Table 8 presents our model’s segmentation performance on the ADE20K dataset, which contains images of varied sizes and several semantic category gaps in the training and validation sets. PSPNet used the deepest backbone network, and our model achieved a remarkable segmentation performance of 45.58%, outperforming all other methods in the comparison. As shown in Table 9, the segmentation indicator of our model still produces a satisfactory result, even when we employ a different backbone, demonstrating the benefits of our suggested model. Although our network has achieved better results, it still needs to be improved in terms of speed, and there are still some problems in the segmentation of small objects.

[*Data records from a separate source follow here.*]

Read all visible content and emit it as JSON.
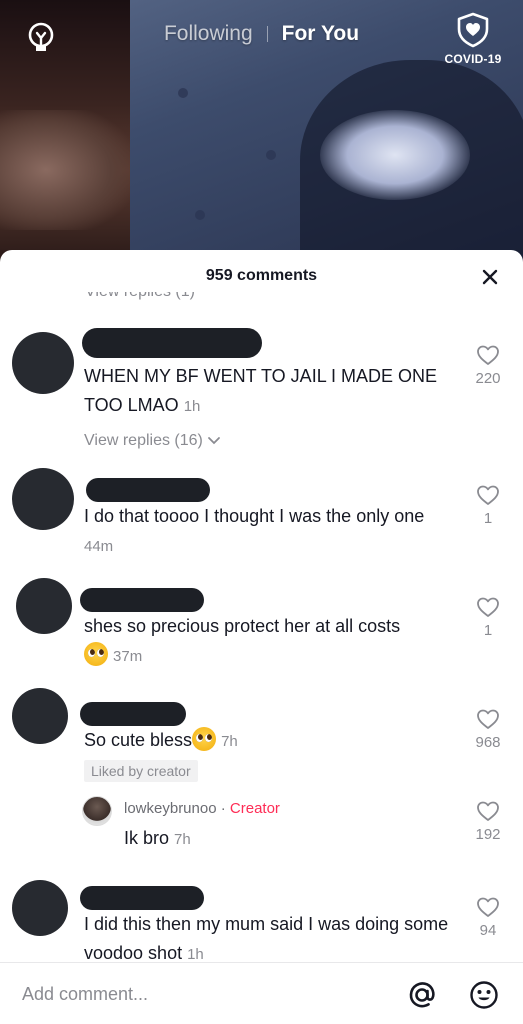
{
  "top_nav": {
    "tabs": [
      "Following",
      "For You"
    ],
    "active_tab": "For You",
    "covid_label": "COVID-19"
  },
  "sheet": {
    "title": "959 comments",
    "clipped_view_replies": "View replies (1)"
  },
  "comments": [
    {
      "text": "WHEN MY BF WENT TO JAIL I MADE ONE TOO LMAO",
      "time": "1h",
      "likes": "220",
      "view_replies": "View replies (16)"
    },
    {
      "text": "I do that toooo I thought I was the only one",
      "time": "44m",
      "likes": "1"
    },
    {
      "text": "shes so precious protect her at all costs",
      "time": "37m",
      "likes": "1"
    },
    {
      "text": "So cute bless",
      "time": "7h",
      "likes": "968",
      "liked_by": "Liked by creator",
      "reply": {
        "username": "lowkeybrunoo",
        "separator": " · ",
        "tag": "Creator",
        "text": "Ik bro",
        "time": "7h",
        "likes": "192"
      }
    },
    {
      "text": "I did this then my mum said I was doing some voodoo shot",
      "time": "1h",
      "likes": "94"
    }
  ],
  "input": {
    "placeholder": "Add comment..."
  },
  "colors": {
    "creator": "#fe2c55",
    "secondary_text": "#8a8b91",
    "primary_text": "#161823"
  }
}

Table 8 On the validation set of ADE20K, comparisons with some methods are performed
Table 9 Comparison when selecting different stems

Conclusion

In this paper, we suggest an improved multi-scale semantic segmentation network. The suggested IERM and MSCM is the primary contribution of the enhanced multi-scale network. To provide rich contextual links on local features, the IERM module may record long-range pixel dependencies in the feature map channel direction. The MSCM module, however, is capable of modeling the relationships between various channels and efficiently capturing multi-scale contextual data as well as long-range dependencies between pixels in the feature map’s spatial direction. Our model can efficiently capture long-distance interdependencies between pixels by merging the features of the IERM and MSCM modules, increasing the regional representation of categories, and obtaining more precise segmentation. Extensive experimentation was used to assess the effectiveness of our model on three scene segmentation datasets: Cityscapes, Pascal VOC 2012, and ADE20k. The outcomes demonstrate considerable performance gains, proving the viability of our suggested strategy. For cityscapes, our miou was 82.2%. Future applications of EMSNet may include semi-supervised semantic segmentation, segmentation of medical images, semantic segmentation of three-dimensional space, and other areas as technology advances.